Peyton Barber did the lion’s share of the backfield work for Tampa Bay in 2018, and did manage a respectable 871 rushing yards, but that was largely volume-related; his 3.7 yards per carry ranked 47th of 61 qualified backs. His playing time came in large part because 2018 second-rounder Ronald Jones was a massive disappointment as a rookie; injury and poor performance held Jones to only eight games and 23 carries, and even those few carries were a huge letdown as he put up only 44 yards.
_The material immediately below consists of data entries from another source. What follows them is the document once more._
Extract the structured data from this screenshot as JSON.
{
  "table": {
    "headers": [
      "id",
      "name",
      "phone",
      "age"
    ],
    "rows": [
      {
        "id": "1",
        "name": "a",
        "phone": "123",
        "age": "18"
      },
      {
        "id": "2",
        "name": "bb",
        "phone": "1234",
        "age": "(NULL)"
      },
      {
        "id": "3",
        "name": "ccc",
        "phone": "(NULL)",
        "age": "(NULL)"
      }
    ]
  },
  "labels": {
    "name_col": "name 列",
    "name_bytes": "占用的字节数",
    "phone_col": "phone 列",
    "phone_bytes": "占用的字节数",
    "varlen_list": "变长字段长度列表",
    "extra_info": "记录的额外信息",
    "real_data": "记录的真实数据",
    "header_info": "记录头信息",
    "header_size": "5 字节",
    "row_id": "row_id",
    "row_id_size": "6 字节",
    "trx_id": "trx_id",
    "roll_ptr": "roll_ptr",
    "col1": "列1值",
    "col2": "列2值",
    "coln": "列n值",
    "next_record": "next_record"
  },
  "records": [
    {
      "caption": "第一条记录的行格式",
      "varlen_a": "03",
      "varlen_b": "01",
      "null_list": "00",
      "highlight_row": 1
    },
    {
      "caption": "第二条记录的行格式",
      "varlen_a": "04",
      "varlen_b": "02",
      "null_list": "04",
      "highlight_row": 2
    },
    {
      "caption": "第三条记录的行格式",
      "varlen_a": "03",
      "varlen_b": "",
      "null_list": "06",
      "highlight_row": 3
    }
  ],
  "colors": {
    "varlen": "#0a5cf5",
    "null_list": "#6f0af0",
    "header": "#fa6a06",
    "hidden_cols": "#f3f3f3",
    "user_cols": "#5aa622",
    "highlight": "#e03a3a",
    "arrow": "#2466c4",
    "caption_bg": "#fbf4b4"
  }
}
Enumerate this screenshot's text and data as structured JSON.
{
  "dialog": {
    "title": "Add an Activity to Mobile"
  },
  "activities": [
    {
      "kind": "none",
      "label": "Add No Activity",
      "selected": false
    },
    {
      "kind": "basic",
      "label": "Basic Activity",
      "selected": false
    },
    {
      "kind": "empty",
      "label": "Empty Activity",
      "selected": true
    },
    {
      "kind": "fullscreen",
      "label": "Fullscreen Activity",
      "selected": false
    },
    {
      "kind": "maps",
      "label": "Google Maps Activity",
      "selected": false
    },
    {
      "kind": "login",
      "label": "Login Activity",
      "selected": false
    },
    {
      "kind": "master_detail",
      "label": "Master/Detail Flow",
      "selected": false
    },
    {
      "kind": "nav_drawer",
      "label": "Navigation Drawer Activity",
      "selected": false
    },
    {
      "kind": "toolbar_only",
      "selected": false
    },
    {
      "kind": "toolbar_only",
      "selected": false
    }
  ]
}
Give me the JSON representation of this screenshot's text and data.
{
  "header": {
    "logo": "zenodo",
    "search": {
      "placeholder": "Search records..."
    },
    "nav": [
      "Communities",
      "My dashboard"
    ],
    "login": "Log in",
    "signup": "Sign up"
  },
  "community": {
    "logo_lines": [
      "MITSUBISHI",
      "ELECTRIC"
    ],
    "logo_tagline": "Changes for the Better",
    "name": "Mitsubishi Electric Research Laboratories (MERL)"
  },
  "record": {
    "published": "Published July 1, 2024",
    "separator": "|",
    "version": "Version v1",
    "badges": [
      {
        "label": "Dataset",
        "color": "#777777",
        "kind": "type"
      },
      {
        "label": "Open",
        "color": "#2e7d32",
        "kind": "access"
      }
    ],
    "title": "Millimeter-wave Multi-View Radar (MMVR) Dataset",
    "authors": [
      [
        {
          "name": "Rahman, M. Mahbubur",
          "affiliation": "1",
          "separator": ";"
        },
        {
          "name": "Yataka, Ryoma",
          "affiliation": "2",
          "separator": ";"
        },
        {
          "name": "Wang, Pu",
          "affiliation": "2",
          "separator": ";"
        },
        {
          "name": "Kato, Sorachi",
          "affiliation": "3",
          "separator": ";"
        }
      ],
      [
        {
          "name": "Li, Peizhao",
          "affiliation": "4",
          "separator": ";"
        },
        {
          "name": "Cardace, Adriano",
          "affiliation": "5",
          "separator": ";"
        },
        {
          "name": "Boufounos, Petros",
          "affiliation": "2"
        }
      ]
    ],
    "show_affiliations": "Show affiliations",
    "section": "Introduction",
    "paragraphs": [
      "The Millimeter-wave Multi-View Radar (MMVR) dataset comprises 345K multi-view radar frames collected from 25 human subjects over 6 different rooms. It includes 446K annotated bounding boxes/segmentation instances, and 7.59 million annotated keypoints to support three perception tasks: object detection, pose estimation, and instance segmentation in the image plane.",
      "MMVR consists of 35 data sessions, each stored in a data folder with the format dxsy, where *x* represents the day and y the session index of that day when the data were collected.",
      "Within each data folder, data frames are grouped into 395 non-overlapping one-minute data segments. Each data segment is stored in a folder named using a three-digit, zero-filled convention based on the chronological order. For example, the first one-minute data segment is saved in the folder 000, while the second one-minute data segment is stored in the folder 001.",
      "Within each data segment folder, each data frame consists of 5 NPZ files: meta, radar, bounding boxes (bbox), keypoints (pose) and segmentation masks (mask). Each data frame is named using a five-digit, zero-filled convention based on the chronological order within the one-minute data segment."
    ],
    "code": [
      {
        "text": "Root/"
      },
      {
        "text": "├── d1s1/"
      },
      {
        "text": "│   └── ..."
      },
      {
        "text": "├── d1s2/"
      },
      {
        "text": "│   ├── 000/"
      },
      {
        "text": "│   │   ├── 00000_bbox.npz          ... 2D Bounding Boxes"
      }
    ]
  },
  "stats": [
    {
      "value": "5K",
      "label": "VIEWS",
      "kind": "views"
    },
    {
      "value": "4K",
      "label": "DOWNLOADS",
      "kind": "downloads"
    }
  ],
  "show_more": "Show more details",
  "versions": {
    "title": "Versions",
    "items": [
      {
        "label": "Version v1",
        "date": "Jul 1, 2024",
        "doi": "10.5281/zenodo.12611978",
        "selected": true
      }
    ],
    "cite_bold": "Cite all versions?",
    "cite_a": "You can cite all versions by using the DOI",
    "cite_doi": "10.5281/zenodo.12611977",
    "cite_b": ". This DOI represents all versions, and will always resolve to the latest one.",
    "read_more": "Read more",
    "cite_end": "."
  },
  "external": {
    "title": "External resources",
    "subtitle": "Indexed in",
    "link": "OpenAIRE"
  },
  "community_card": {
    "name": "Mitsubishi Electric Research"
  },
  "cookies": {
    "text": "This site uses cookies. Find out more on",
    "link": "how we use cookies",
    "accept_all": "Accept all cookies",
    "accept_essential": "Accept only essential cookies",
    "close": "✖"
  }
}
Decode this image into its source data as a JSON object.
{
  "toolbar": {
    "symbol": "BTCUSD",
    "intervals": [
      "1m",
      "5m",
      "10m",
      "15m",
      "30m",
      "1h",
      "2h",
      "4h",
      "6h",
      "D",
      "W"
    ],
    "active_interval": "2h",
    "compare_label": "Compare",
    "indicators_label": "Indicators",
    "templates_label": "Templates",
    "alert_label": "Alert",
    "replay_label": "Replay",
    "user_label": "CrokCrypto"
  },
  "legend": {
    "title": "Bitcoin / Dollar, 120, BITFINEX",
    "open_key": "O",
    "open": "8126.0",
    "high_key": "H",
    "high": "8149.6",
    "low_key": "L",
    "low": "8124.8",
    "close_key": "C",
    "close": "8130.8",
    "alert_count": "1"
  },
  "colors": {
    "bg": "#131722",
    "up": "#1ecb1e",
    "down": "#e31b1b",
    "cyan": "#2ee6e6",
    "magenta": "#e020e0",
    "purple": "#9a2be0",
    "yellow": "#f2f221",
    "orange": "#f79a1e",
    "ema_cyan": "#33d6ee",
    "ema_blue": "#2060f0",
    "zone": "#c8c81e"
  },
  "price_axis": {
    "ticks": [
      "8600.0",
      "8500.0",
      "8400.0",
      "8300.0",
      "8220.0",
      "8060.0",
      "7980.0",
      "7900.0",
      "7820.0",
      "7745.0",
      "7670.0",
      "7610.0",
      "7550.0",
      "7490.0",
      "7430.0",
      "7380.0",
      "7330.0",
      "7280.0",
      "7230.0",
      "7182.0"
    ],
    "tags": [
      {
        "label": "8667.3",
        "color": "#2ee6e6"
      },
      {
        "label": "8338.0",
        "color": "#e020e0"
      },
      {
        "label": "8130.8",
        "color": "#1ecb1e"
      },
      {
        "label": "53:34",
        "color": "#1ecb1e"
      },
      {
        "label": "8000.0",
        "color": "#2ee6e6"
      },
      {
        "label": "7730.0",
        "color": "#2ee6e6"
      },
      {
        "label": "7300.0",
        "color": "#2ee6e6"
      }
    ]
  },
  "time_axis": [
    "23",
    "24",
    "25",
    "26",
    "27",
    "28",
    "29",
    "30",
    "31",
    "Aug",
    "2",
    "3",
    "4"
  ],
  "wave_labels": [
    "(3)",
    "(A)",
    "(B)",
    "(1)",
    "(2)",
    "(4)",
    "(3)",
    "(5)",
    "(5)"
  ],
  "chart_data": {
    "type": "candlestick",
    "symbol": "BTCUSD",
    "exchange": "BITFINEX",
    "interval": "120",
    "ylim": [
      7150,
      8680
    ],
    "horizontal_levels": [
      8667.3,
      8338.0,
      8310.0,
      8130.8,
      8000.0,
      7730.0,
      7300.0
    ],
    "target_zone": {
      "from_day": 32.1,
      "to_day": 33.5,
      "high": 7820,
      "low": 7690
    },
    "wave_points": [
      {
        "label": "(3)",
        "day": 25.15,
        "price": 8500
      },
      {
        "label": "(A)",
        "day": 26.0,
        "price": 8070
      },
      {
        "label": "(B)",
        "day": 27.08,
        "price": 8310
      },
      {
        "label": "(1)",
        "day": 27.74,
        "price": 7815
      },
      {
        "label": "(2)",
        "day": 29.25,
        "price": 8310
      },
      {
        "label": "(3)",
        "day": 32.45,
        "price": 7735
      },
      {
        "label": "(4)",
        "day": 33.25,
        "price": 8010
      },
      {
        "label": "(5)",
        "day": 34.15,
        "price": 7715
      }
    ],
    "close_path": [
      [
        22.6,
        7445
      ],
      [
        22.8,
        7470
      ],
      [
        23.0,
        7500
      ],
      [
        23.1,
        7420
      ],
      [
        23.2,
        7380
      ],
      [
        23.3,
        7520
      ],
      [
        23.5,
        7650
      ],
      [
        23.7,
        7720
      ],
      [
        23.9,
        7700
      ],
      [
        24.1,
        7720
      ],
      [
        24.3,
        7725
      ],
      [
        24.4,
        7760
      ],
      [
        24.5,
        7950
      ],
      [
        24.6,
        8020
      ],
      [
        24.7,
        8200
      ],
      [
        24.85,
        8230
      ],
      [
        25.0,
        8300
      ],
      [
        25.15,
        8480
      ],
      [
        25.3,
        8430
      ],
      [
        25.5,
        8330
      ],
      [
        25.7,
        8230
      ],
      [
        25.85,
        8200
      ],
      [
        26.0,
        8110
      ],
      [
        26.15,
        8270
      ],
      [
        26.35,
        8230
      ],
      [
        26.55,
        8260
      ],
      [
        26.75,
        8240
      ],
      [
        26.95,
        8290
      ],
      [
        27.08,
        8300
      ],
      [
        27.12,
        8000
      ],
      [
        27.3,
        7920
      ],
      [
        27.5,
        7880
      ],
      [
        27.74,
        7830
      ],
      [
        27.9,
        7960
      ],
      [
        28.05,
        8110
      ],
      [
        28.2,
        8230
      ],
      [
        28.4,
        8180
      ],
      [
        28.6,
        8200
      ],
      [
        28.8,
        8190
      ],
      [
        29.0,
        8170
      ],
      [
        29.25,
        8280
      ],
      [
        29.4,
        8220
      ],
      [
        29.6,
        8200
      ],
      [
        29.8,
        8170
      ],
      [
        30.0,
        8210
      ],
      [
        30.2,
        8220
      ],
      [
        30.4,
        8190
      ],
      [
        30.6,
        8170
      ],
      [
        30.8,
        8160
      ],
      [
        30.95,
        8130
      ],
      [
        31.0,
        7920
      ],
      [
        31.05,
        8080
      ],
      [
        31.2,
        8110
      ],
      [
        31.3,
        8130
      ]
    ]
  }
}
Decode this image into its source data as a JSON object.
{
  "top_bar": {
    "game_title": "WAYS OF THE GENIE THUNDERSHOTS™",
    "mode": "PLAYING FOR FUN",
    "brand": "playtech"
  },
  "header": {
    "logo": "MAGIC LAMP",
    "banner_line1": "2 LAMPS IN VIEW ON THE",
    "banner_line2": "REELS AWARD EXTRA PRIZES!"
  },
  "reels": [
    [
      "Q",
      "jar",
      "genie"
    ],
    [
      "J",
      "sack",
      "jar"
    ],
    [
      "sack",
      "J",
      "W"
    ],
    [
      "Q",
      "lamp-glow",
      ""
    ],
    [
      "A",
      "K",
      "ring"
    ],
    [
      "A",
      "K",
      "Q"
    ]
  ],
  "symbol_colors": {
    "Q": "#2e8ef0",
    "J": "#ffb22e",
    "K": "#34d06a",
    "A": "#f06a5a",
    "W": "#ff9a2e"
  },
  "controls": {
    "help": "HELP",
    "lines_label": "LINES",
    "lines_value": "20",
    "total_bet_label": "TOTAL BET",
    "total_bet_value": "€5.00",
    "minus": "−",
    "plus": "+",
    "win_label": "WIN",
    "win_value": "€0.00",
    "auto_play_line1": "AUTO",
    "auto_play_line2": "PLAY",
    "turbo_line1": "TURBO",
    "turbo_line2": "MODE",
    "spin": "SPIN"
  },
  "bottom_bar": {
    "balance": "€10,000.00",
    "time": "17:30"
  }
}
Coleman, who was a mild disappointment himself in Atlanta after taking the No. 1 job in light of Devonta Freeman’s injury, likely won’t be as expensive as some expected to be before the 2018 season before of his struggles, but still presents an upgrade on everything Tampa Bay trotted out in the backfield last season.
Sign Ty Nsekhe
Tampa Bay O-line definitely bears a big portion of the blame for the team’s backfield struggles. Other than Ali Marpet’s breakout season back at guard, the Bucs’ line was a disappointment in 2018, especially Donovan Smith at left tackle, as the impending free agent allowed more than 50 pressures per season in his time with Tampa. Nsekhe, hitting free agency after four years with Washington, could slide right into the vacated left tackle slot and really stabilize the team’s run-blocking after putting up a top-15 run-blocking grade in 2018.
Sign Cole Beasley
With Mike Evans and Chris Godwin (and perhaps Jackson), the Buccaneers have receivers. What they don’t have, assuming Humphries leaves as a free agent, is an enticing slot option. Evans and Godwin combined for 39 slot targets in 2018 … or less than half Humphries’ total of 81. Beasley, who sounds like he’s almost certainly heading out of Dallas, could slide right into Humphries’ role in Tampa Bay and keep the team’s receiving game plenty flexible.